Pre-Exposure Prophylaxis or PrEP

Pre-exposure prophylaxis (PrEP) involves putting HIV negative people on antiretroviral drugs (ARV) with the aim of protecting them from HIV infection. This blog looks at some of the pros and cons of PrEP.

Tuesday, October 5, 2010

Some Disturbing Considerations Relating to PrEP Trials

Anyhow, the article notes that “Behavioural messages that encourage abstinence, monogamy and use of condoms have had […] only a limited long-term impact on the spread of HIV in that region.” The article calls for HIV prevention strategies to be made relevant, though they are not talking about making them relevant to the possibility that some HIV is not sexually transmitted.
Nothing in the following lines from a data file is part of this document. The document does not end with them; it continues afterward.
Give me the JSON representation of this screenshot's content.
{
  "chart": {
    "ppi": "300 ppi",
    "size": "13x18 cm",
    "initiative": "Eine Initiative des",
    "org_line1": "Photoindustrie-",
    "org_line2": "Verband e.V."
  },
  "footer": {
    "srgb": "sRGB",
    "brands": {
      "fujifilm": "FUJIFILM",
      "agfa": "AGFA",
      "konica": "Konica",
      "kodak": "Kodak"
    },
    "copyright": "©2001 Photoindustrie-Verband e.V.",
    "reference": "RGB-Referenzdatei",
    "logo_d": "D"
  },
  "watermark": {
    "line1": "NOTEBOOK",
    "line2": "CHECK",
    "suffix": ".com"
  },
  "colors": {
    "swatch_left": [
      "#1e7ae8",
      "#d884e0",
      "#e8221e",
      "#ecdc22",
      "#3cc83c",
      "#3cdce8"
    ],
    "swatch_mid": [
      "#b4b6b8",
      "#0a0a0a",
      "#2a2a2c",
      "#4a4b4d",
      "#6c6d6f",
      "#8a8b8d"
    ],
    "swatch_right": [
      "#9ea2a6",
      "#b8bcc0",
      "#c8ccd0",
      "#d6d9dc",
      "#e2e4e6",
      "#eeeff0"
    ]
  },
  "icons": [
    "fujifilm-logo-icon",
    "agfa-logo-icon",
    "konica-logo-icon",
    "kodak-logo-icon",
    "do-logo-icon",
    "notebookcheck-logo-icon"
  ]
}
A popular claim about PrEP (and other technological fixes) is that they can be applied by women and are “under their control”. There may be some truth in this. Yet, oral contraception has long been available without most women choosing to avail of it. Many instead opt for injectable versions, thus putting themselves at higher risk of being infected with HIV and other viruses as a result of unhygienic health practices.

Injectable versions of contraception are very popular with married women and sex workers, though perhaps for different reasons. Married women say they are not willing to risk having their husband interfere if they keep oral contraceptives at home, which they have to take regularly. It remains to be seen whether attitudes towards PrEP gel are any different. Is it really ‘under the control of women’?

The question is pertinent because unsafe health care practices are not under any clients control, whether male or female. People might be able to take precautions but they have to know that such practices could lead to infection and they have to know what they can do to protect themselves. The HIV/AIDS industry, in this instance, doesn’t seem to be interested in the strategy being under the control of those who face the risks.

The CAPRISA 004 trial, despite widely repeated claims, did not establish what risks were reduced among those taking part. Was it just the risk of sexual transmission that was reduced or was it also the risk of non-sexual transmission? The difference is crucial.

The article notes that the trial results were not affected by frequency of sex. But sexual activity was not very high during the trial and it decreased over time, as did use of the Tenofovir gel. However, HIV transmission over the course of the trial was extremely high, even among the intervention group.

It is also noted that “average viral load was not significantly different” between the intervention and control groups. The ‘Test and Treat’ strategy, which was being hyped as much as PrEP two years ago, claims that placing every HIV positive person on antiretroviral drugs will reduce viral load and therefore reduce transmission. But there is now evidence that low viral load may not be so closely related to rates of HIV transmission, something I have recently discussed on my other blog, HIV in Kenya.

The Aegis article warns that the results need to be viewed with caution; this can not be stressed enough. These trials, CAPRISA 004 in particular, seem to take little notice of how HIV might be transmitted among the populations taking part in their research. If HIV is not all transmitted sexually, such trials will continue to produce invalid results and people will continue to be exposed unnecessarily to the risk of infection with HIV and other blood-borne viruses.